Ondanks het Tweede verdrag van Bazel van 1795, waardoor Spanje de kolonie Hispaniola aan Frankrijk moest afstaan, was Santo Domingo nog gedeeltelijk in Spaanse handen. De Britten erkende de overdracht niet, omdat het de oude bepalingen van het Verdrag van Utrecht zou schenden. De Fransen, onder leiding van de broer van Napoleon, generaal Charles Victor Emmanuel Leclerc, had Haïti in 1802 afgestoten. Dit leidde in 1804 tot een Haïtiaanse invasie in het vroegere Spaanse deel van Hispaniola. In het begin van 1808 vielen de Franse Spanje binnen, waardoor in Santo Domingo snel troepen werden gevormd om de daar aanwezige Fransen te bestrijden.
De eerste slag vond plaats op 7 november 1808 in Palo Hincado. Met een verrassingsaanval, uitgevoerd door generaal Juan Sánchez Ramírez. Met een leger van lokale en Puerto Ricaanse soldaten werd het Franse garnizoen, onder bevel van gouverneur Generaal Louis Ferrand, volledig verslagen. Na deze nederlaag pleegde Ferrand zelfmoord. Generaal Dubarquier hoorde het nieuws en vormde in Santo Domingo een leger van 2000 soldaten.
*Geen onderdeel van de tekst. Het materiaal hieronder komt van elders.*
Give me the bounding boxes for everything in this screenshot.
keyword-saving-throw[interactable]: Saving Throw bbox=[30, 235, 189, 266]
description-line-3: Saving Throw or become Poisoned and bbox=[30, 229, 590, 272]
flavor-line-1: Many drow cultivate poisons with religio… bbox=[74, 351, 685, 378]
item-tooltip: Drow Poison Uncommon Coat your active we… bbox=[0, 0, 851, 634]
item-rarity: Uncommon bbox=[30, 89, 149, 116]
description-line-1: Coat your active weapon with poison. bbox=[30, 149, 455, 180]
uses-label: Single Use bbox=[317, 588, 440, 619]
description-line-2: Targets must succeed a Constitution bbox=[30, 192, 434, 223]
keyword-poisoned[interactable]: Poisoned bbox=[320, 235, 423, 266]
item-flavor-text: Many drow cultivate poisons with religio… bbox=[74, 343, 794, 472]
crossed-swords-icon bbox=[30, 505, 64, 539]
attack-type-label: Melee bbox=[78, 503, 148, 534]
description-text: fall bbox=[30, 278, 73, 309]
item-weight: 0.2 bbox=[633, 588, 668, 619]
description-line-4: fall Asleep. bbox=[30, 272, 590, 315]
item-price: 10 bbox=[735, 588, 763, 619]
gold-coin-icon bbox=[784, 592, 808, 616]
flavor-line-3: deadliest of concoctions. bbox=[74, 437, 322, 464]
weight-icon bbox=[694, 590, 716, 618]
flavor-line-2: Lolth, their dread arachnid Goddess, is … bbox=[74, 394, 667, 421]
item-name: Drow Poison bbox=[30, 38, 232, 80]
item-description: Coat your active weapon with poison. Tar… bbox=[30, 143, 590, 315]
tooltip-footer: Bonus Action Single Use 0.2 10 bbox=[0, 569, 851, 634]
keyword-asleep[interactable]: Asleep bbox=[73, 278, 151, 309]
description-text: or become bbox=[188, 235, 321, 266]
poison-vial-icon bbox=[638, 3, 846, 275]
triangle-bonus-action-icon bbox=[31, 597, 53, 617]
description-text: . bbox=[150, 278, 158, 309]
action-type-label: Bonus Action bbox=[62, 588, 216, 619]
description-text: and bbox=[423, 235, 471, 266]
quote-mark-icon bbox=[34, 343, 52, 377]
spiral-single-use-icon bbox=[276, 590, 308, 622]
De tweede en laatste grote actie was de 8 maanden durende belegering van Santo Domingo tussen 7 november 1808 en 11 juli 1809. Een leger van 1850 Dominicaanse en Puerto-Ricaanse troepen onder leiding van generaal Juan Sánchez Ramírez sloot de stad Santo Domingo, met het garnizoen van 2000 Franse soldaten onder leiding van generaal Dubarquier, volledig af.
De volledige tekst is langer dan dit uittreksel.